Mais aujourd'hui, la pénurie de médicaments et de fournitures médicales signifie qu'ils ne peuvent être achetés que dans des établissements de santé privés, une option inabordable pour de nombreux Afghans.

"J'ai vu d'autres femmes enceintes attendre une journée entière pour obtenir un médicament quelconque dans notre clinique locale et rentrer chez elles les mains vides", raconte Zarmina.

"Je préfère accoucher à la maison plutôt qu'à l'hôpital parce qu'il n'y a pas de médicaments ni d'équipements. Je suis inquiète pour ma santé et celle de mon bébé."

Quelque 54,5 % de la population afghane vit sous le seuil de pauvreté national, selon la Banque mondiale. La plupart se trouvent dans des zones reculées.

"Nous avons affaire à des communautés dont les besoins sont extrêmes et les ressources nettement insuffisantes. Nous sommes confrontés à une urgence sanitaire catastrophique", prévient le docteur Lodi, qui soigne des patients dans des villages pauvres et isolés de la province occidentale de Herat.

Depuis la prise du pouvoir par les Talibans, son équipe a constaté une augmentation spectaculaire de la malnutrition, de l'anémie, des troubles de la santé mentale et des complications lors des accouchements.

"Avant l'arrivée au pouvoir des Talibans, un dispensaire m'a diagnostiqué une malnutrition et une anémie alors que j'étais enceinte", raconte Lina, 28 ans, qui vit dans un petit village de la province d'Herat.

Lorsque les Talibans ont pris le contrôle de la région, son mari, un berger, a perdu son emploi.

Avec peu d'argent et craignant les Talibans, Lina ne s'est plus rendue à la clinique jusqu'à ce qu'elle perde les eaux.

"Mon mari m'y a emmenée sur un âne.
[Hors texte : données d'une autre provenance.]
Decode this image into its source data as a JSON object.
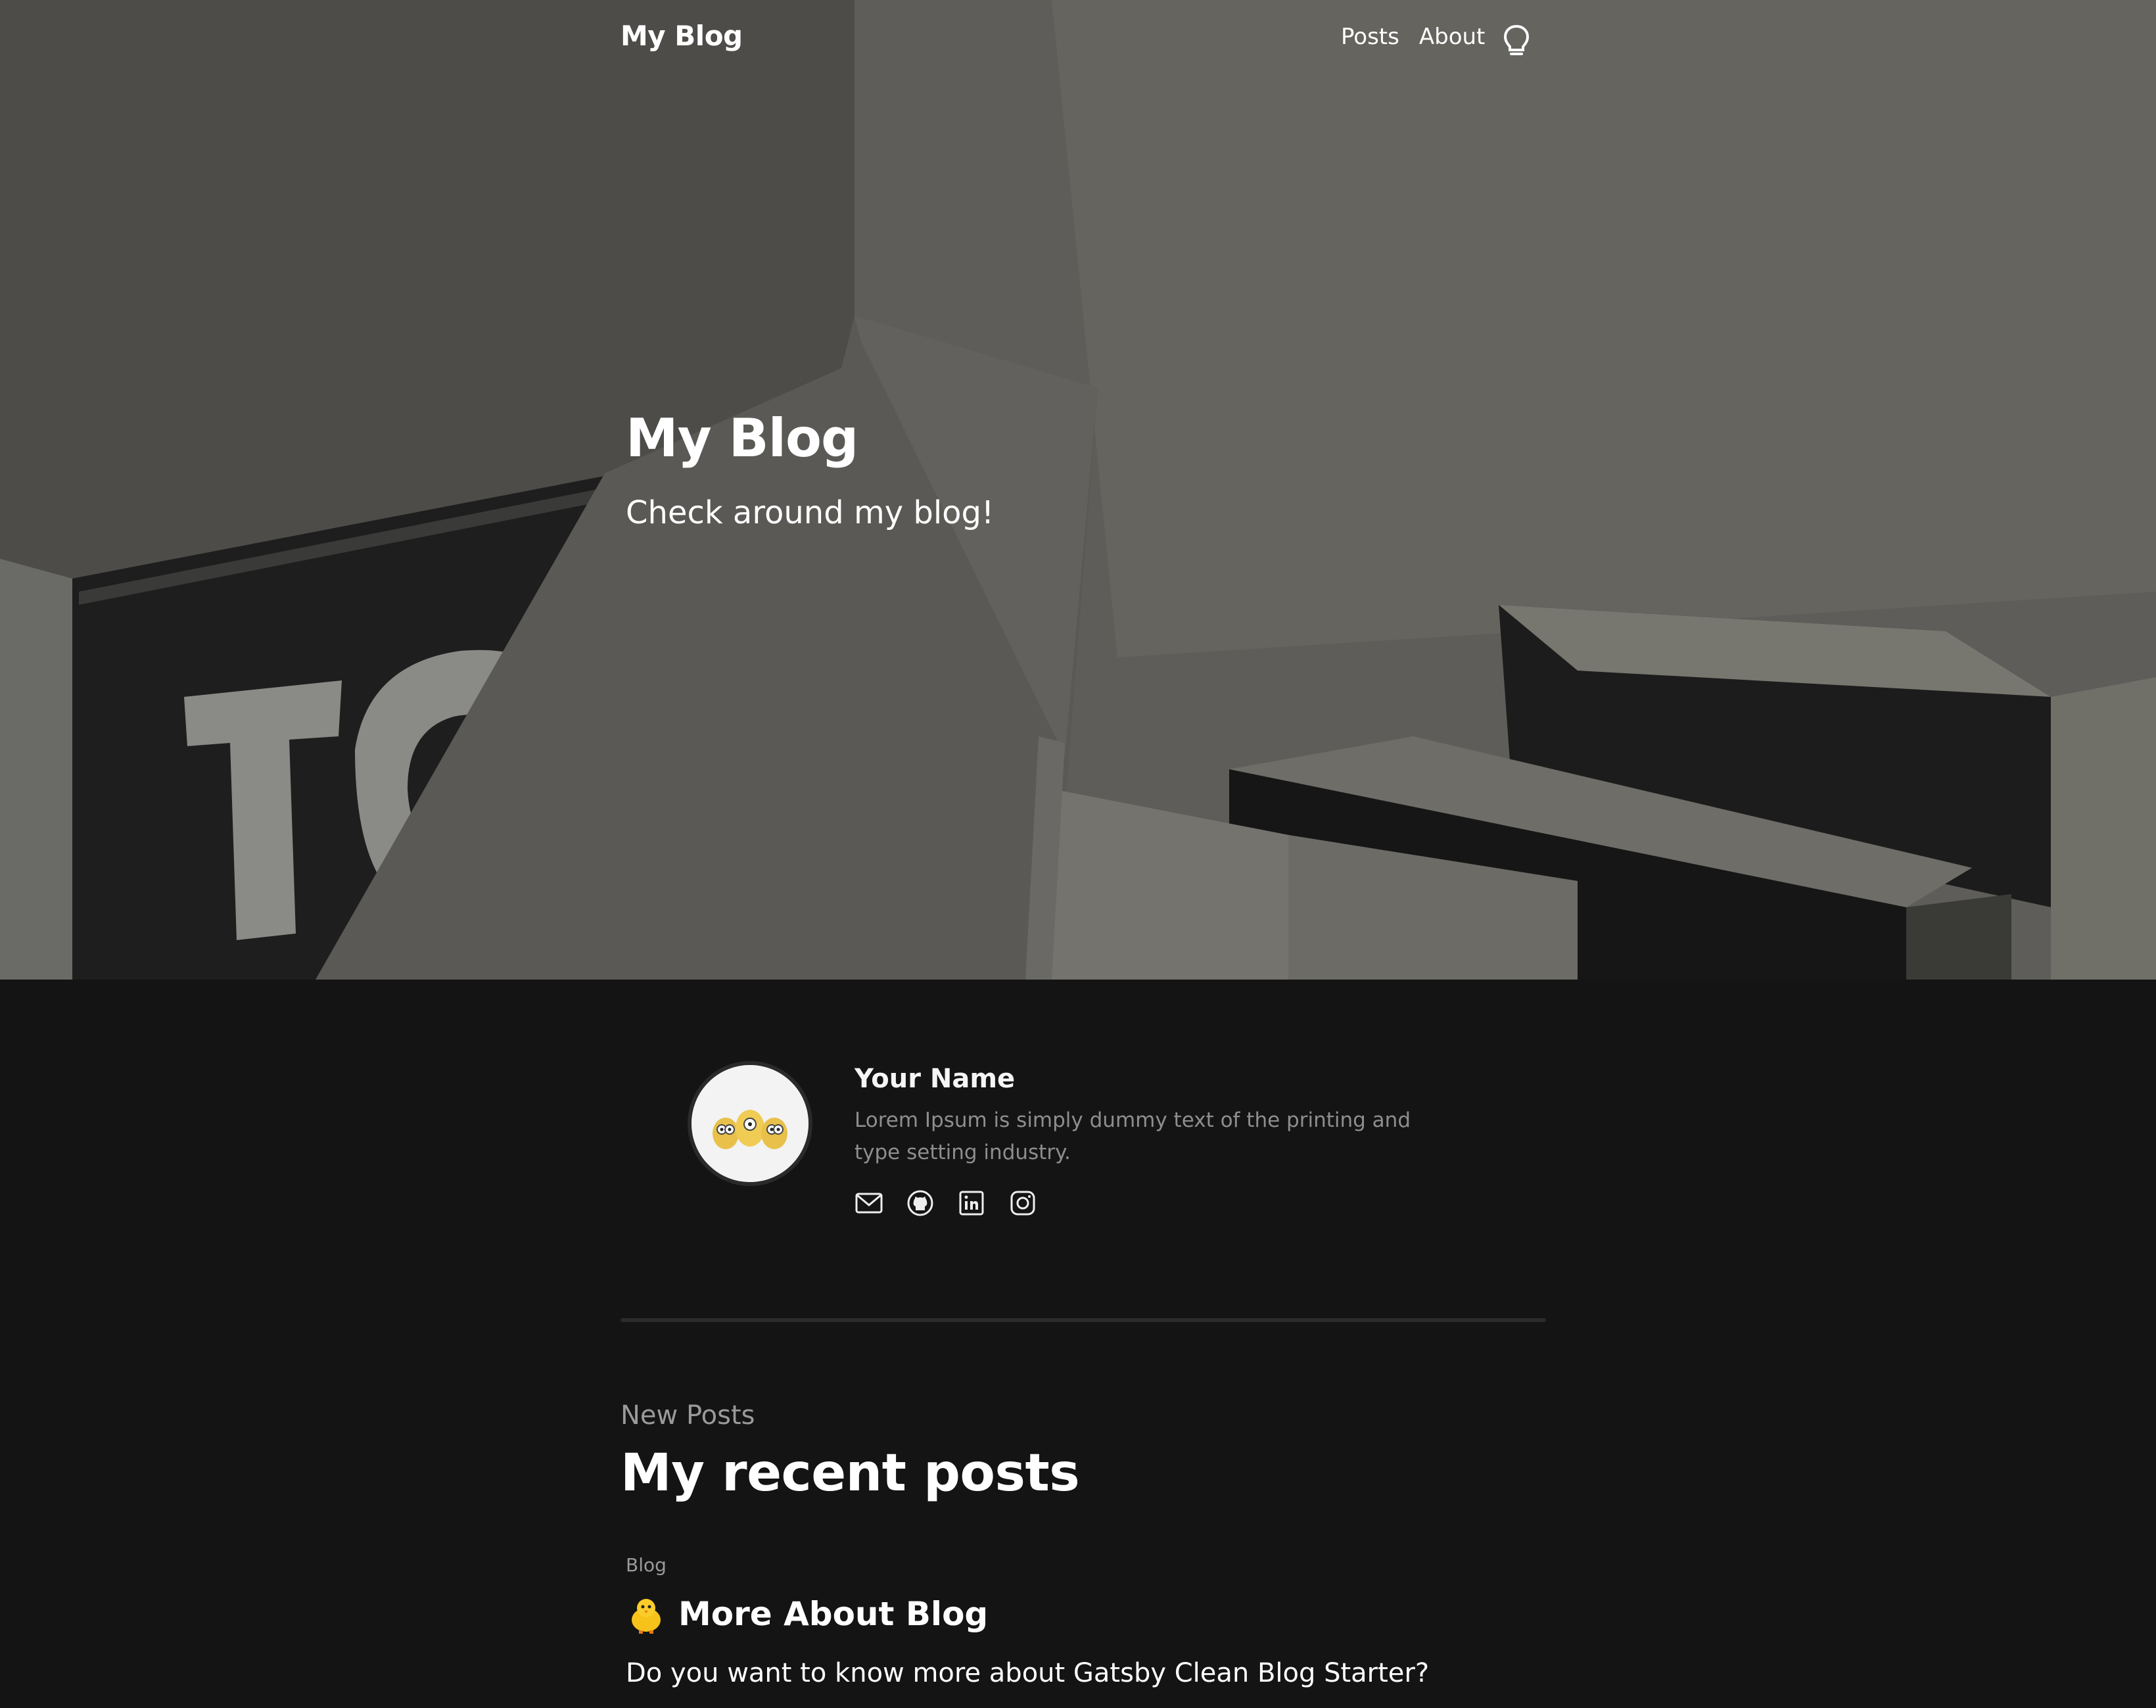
{
  "header": {
    "brand": "My Blog",
    "nav": [
      {
        "label": "Posts"
      },
      {
        "label": "About"
      }
    ],
    "theme_icon": "lightbulb-icon"
  },
  "hero": {
    "title": "My Blog",
    "subtitle": "Check around my blog!"
  },
  "bio": {
    "name": "Your Name",
    "description": "Lorem Ipsum is simply dummy text of the printing and type setting industry.",
    "socials": [
      {
        "icon": "mail-icon"
      },
      {
        "icon": "github-icon"
      },
      {
        "icon": "linkedin-icon"
      },
      {
        "icon": "instagram-icon"
      }
    ]
  },
  "posts": {
    "label": "New Posts",
    "title": "My recent posts",
    "items": [
      {
        "category": "Blog",
        "emoji": "🐥",
        "title": "More About Blog",
        "excerpt": "Do you want to know more about Gatsby Clean Blog Starter?"
      }
    ]
  },
  "colors": {
    "page_bg": "#141414",
    "muted_text": "#8e8e8e",
    "divider": "#2b2b2b"
  }
}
Une sage-femme a pris en charge mes complications et j'ai pu accoucher de mon bébé, qui avait un poids insuffisant à la naissance", explique Lina, qui reste chez elle en "très mauvais état" et, sans revenu, ne sait pas comment subvenir aux besoins de son bébé.

De nombreux Afghans craignent que la crise sanitaire du pays ne s'aggrave et atteigne un point de non-retour. Les personnes les plus vulnérables - femmes enceintes, nouvelles mères et jeunes enfants - sont les plus touchées.

"La situation s'aggrave de jour en jour", prévient Abida, qui accomplit désormais son travail de sage-femme avec un sentiment de désespoir. "Personne ne sait ce qui va nous arriver."